Dear Mary Kate,
There’s no way to put into words the giggle in your voice, the lilt in the way you pronounce words. A photo can capture the sprinkling of tiny freckles across your button nose, but it would take a non-stop video camera to record everything that makes you Mary Kate. You are developing your own little personality and — not surprisingly to your curly-haired mamma — it perfectly matches your bouncy, corkscrew curly hair.
You are our resident actor, making everything from eating breakfast to taking a potty break a performance meant to entertain. If you once got a rise out of someone by saying something, you’re sure to say it again, every time you repeat the associated action. Except with more expression and more expectation for a reaction every single time.
A bit of a copycat, you mimic your big sister, but you put your own spin on things. While Ruth visits Caspian of Narnia in her dreams each night, you visit Buck Denver of “What’s in the Bible”. Whatever Caspian can do, Buck Denver can do it better. Buck Denver has been in countless battles now (with a nod to Caspian’s warrior abilities, of course), and died a few times so we could mourn appropriately. He’s your invisible partner and steady scapegoat.

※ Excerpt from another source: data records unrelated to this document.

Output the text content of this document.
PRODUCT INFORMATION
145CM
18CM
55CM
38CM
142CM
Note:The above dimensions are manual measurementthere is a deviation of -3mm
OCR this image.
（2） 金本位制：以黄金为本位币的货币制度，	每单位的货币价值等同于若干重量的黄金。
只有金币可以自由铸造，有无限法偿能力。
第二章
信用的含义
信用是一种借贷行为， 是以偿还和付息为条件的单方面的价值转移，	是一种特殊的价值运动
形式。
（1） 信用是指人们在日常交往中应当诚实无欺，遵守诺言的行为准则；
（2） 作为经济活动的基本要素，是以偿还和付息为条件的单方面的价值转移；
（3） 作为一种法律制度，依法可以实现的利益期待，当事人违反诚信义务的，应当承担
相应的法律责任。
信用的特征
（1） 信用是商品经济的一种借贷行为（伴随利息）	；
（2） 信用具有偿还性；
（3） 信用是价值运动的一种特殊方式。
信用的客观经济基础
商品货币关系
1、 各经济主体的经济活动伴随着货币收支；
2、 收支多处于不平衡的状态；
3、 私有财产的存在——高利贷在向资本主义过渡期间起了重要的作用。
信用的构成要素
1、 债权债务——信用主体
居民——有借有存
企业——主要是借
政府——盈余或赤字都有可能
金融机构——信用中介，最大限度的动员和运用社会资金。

You are the snuggle bug who will never sit still long enough to snuggle, until it is bedtime and you are supposed to be in bed. Then and only then do you want to snuggle, even though you’ve spent the previous fifteen minutes of storytime prancing around the living room rather than sitting in Daddy’s lap. We often awake in the middle of the night to find you’ve crawled in bed with us. And after you’ve pushed us each as close to the edges of the queen bed, you’ll then reach your foot out to touch one of us just so you can (once again) say, “You’re squishing me!”
Your daddy shakes his head and laughs when he looks at you. Then he says, “You look just like your mommy, did you know that?” A unique combination of your firstborn mommy’s personality in your secondborn birth order, we never know what we’re going to hear from you next. But we love every moment of it.
We pray that you will learn to use your personality to point others to your Savior. And we trust that your faith in Christ will continue to grow, along with your professed adoration for Him.
the mommy whom you look like
P.S. Here is a collection of the quoteables that come out of your little mouth:
“I love you,” I call across the kitchen to your daddy.
“I love you, too,” he replies.
“I love you five!” you chime in.
“How are we going to get better from this cold?” Ru asked.
“Lots of water, lots of sleep…”
“And lots of movies?” you asked hopefully.
Ruth: “Mommy gave Celeste an orange wrap.”
Mary: “Baby Jesus had a white wrap.”
“I’m being a little baby and walking on my kneels.”
Mary Kate: “Look at the star darlings!”
Your Daddy: “Only Mary Kate can make starlings sound beautiful.”
“You’re not Pa and Ma, you’re the restaurant people who bring us food.”
Mommy: “Are you sleeping?”
Ruth: “No, I can’t, because Mary’s talking to herself.”
Mary Kate: “No to myself, to rice cakes.”
Mommy: “You have to get out of your pajamas and get dressed today.”
Mary: “Is somebody coming over for dinner?”
Mary Kate: “Mommy, is it Easter night?”
Me: “No–it will be in a week!”
Mary Kate: “And then there will be eggs coming down from the sky and rabbits everywhere!”
Watching the lions at the zoo:
Mary Kate: “Mommy, did they get married?”
Lady: “That’s so cute!”
Mommy: “Yes, sweetheart, they got married.”
Mary Kate: “Well why didn’t they have any children?”
Ruth: “Grandpa and Grandma had four children, not like Papa and Nanna who had five.”
Mary: “Momma, what happened to Papa and Nanna’s children? Did they die?”
Mommy: “No, darlin, they grew up!”
In your cheerful and informative tone: “Mom, as you know, if your son grows up he will get married and you won’t have a son anymore! Your son is going to get married soon. Your son is going to get married to a wife!”
“Mommy, why do we call it upsie-daisies instead of downsie-daisies?”
“Mommy, I named my baby Stripe Dot. Isn’t she beautiful?”
With your hand on top of your curly head: “I don’t have very much hair up here, like [Uncle] Tom.”
“Mommy, will there be fireworks on all the 60 days of July?”